Sampo

The lake was her refuge, the place that she came when she wanted to be alone. Recently she had wanted to be alone often.

Her family, like many other Finnish families, owned a summer cabin that was used as a weekend retreat on hot summer weekends, a welcome break from their busy lives in the small city of Kuopio. The cabin was nestled amid pine and birch on the southeastern bank of Hirvijärvi, a modest lake about an hour’s drive to the west of the city. Hirvijärvi meant ‘moose lake’, referring to the huge, subarctic deer that made their home in the area. Rather aptly she had once seen a moose swimming across the lake, impressive head and mighty antlers held proudly above the surface as strong legs worked frantically, unseen.

Although the summer exodus from the cities was tradition, their cabin had seen little use in the past three years. Her parents had always had a turbulent relationship, a product of two hard upbringings creating two equally combustible characters, but they had always loved each other fiercely. Things seemed different in the past few years, however, with the eruptions of anger becoming more frequent and protracted. She suspected that something must have happened to cause this change, but she was too scared to ask. Asking led to talking, and talking made unspoken things real. She preferred not to know, so she increasingly chose solitude.

As an only child solitude was no stranger. She found it comforting, and lately she had chosen to spend her solitary time at the family cabin away from the verbal sparring at home. This spring was the first time she had ever ventured to the cabin alone. At seventeen she was still a year away from being old enough to drive, however the key to her freedom had arrived in the form of an inherited moped from a recently departed great uncle. The moped, named Tunturi after a Lappish mountain, was far from perfect, having grown tired and sluggish from many years of use. It’s two-stroke engine buzzed and gargled, spitting out thick puffs of rich, acrid smoke, but it hadn’t let her down yet. It didn’t need to be fast or quiet, the moped was her freedom from the disquiet of home life and she adored it.

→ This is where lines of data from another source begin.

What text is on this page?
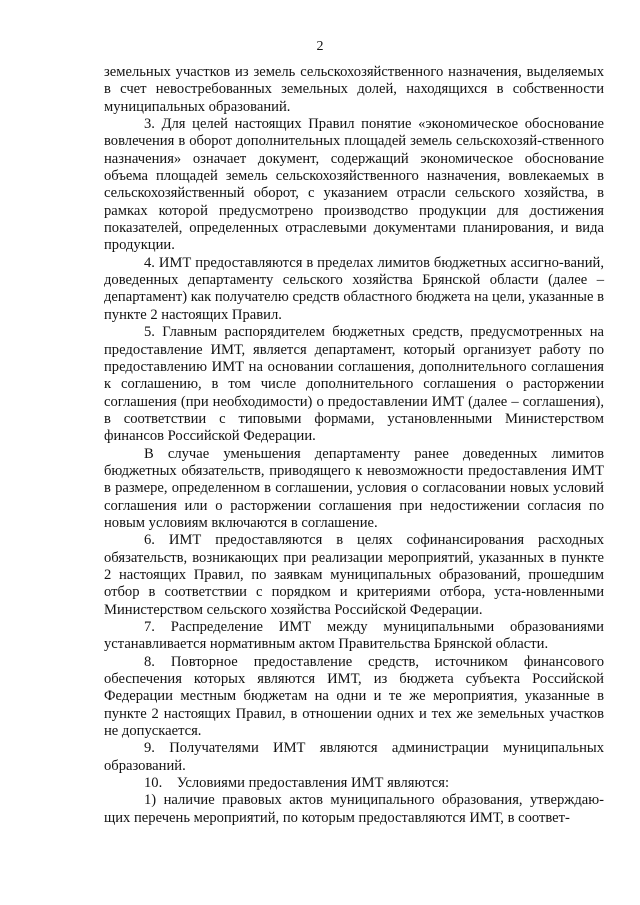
2

земельных участков из земель сельскохозяйственного назначения, выделяемых в счет невостребованных земельных долей, находящихся в собственности муниципальных образований.

3. Для целей настоящих Правил понятие «экономическое обоснование вовлечения в оборот дополнительных площадей земель сельскохозяй-ственного назначения» означает документ, содержащий экономическое обоснование объема площадей земель сельскохозяйственного назначения, вовлекаемых в сельскохозяйственный оборот, с указанием отрасли сельского хозяйства, в рамках которой предусмотрено производство продукции для достижения показателей, определенных отраслевыми документами планирования, и вида продукции.

4. ИМТ предоставляются в пределах лимитов бюджетных ассигно-ваний, доведенных департаменту сельского хозяйства Брянской области (далее – департамент) как получателю средств областного бюджета на цели, указанные в пункте 2 настоящих Правил.

5. Главным распорядителем бюджетных средств, предусмотренных на предоставление ИМТ, является департамент, который организует работу по предоставлению ИМТ на основании соглашения, дополнительного соглашения к соглашению, в том числе дополнительного соглашения о расторжении соглашения (при необходимости) о предоставлении ИМТ (далее – соглашения), в соответствии с типовыми формами, установленными Министерством финансов Российской Федерации.

В случае уменьшения департаменту ранее доведенных лимитов бюджетных обязательств, приводящего к невозможности предоставления ИМТ в размере, определенном в соглашении, условия о согласовании новых условий соглашения или о расторжении соглашения при недостижении согласия по новым условиям включаются в соглашение.

6. ИМТ предоставляются в целях софинансирования расходных обязательств, возникающих при реализации мероприятий, указанных в пункте 2 настоящих Правил, по заявкам муниципальных образований, прошедшим отбор в соответствии с порядком и критериями отбора, уста-новленными Министерством сельского хозяйства Российской Федерации.

7. Распределение ИМТ между муниципальными образованиями устанавливается нормативным актом Правительства Брянской области.

8. Повторное предоставление средств, источником финансового обеспечения которых являются ИМТ, из бюджета субъекта Российской Федерации местным бюджетам на одни и те же мероприятия, указанные в пункте 2 настоящих Правил, в отношении одних и тех же земельных участков не допускается.

9. Получателями ИМТ являются администрации муниципальных образований.

10.    Условиями предоставления ИМТ являются:

1) наличие правовых актов муниципального образования, утверждаю-щих перечень мероприятий, по которым предоставляются ИМТ, в соответ-
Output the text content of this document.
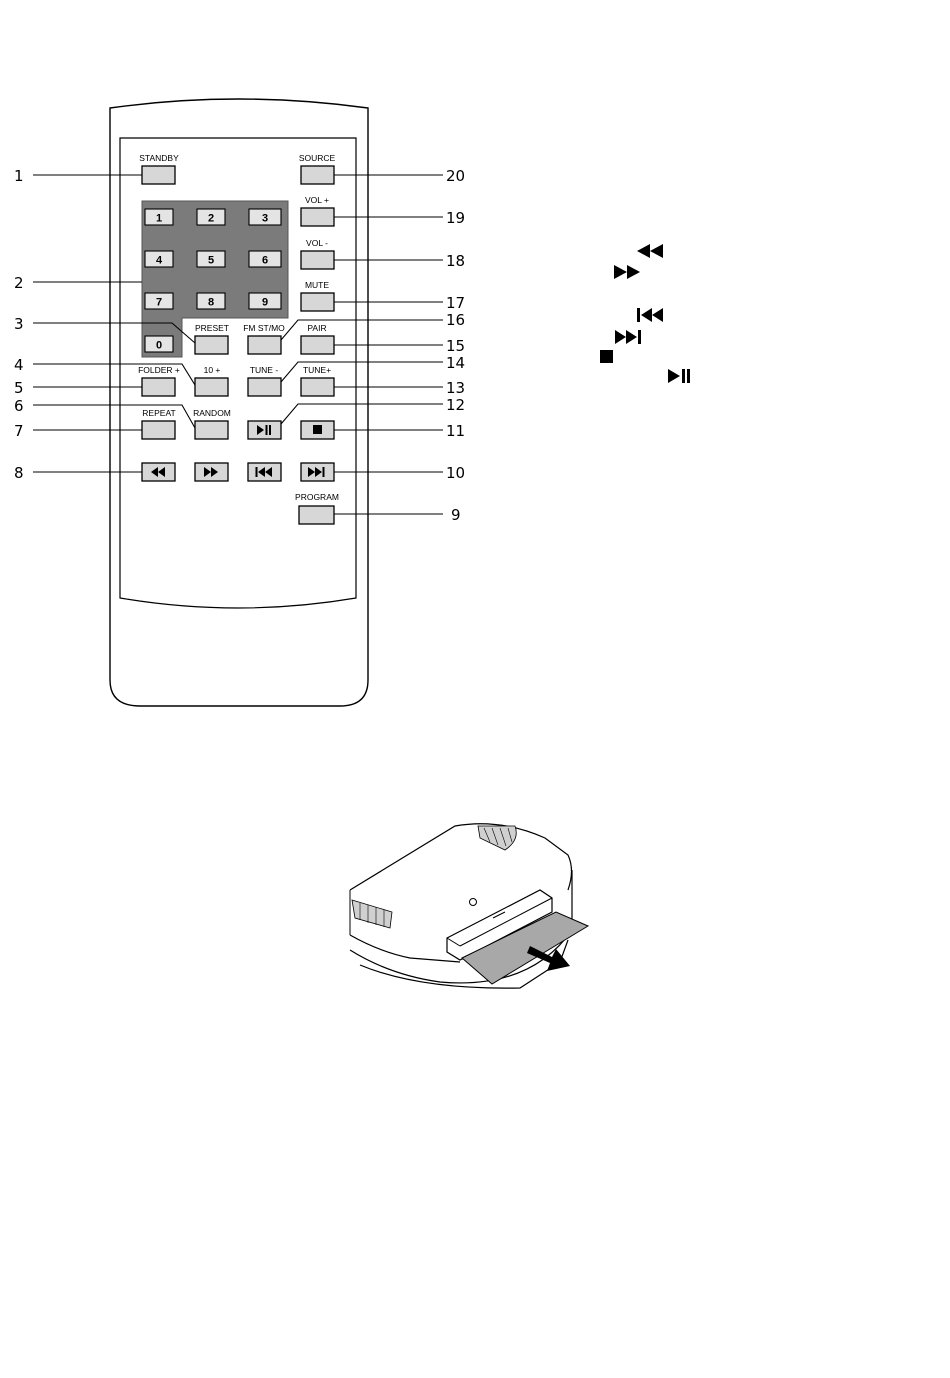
1	2	3
4	5	6
7	8	9
0
STANDBY	SOURCE
VOL +
VOL -
MUTE
PRESET FM ST/MO	PAIR
FOLDER +	10 +	TUNE -	TUNE+
REPEAT RANDOM
PROGRAM
1
2
3
4
5
6
7
8
9
10
11
12
13
14
15
16
17
18
19
20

She had ridden to the lake early that morning, arriving when the mist still clung to the surface of the water and dewdrops glistened on the rushy margins. The sun would burn the mist away before nine, but until then she sat at the edge of the water, basking in the ethereal beauty. Her mind invented shapes and figures in the swirling vapour, heroes and villains playing out tales from the Kalevala. She saw brave Väinämöinen battling Joukahainen, saw the hunt for the swan of Tuonela, and saw the first kantele being forged from the jawbone of a monstrous pike. If she concentrated hard enough she could almost hear the soft bell-like tones of the kantele, a lilting soundtrack to her rampant imaginings. She had been taught about the great epic poem of her people from a very young age. Many of her friends found the tales unspeakably dull, but she had always enjoyed the stories that the teachers told. As a child she imagined herself as the brave hero, but recently she found kinship with beautiful, tragic Aino. The drowned maid frequently stalked her dreams.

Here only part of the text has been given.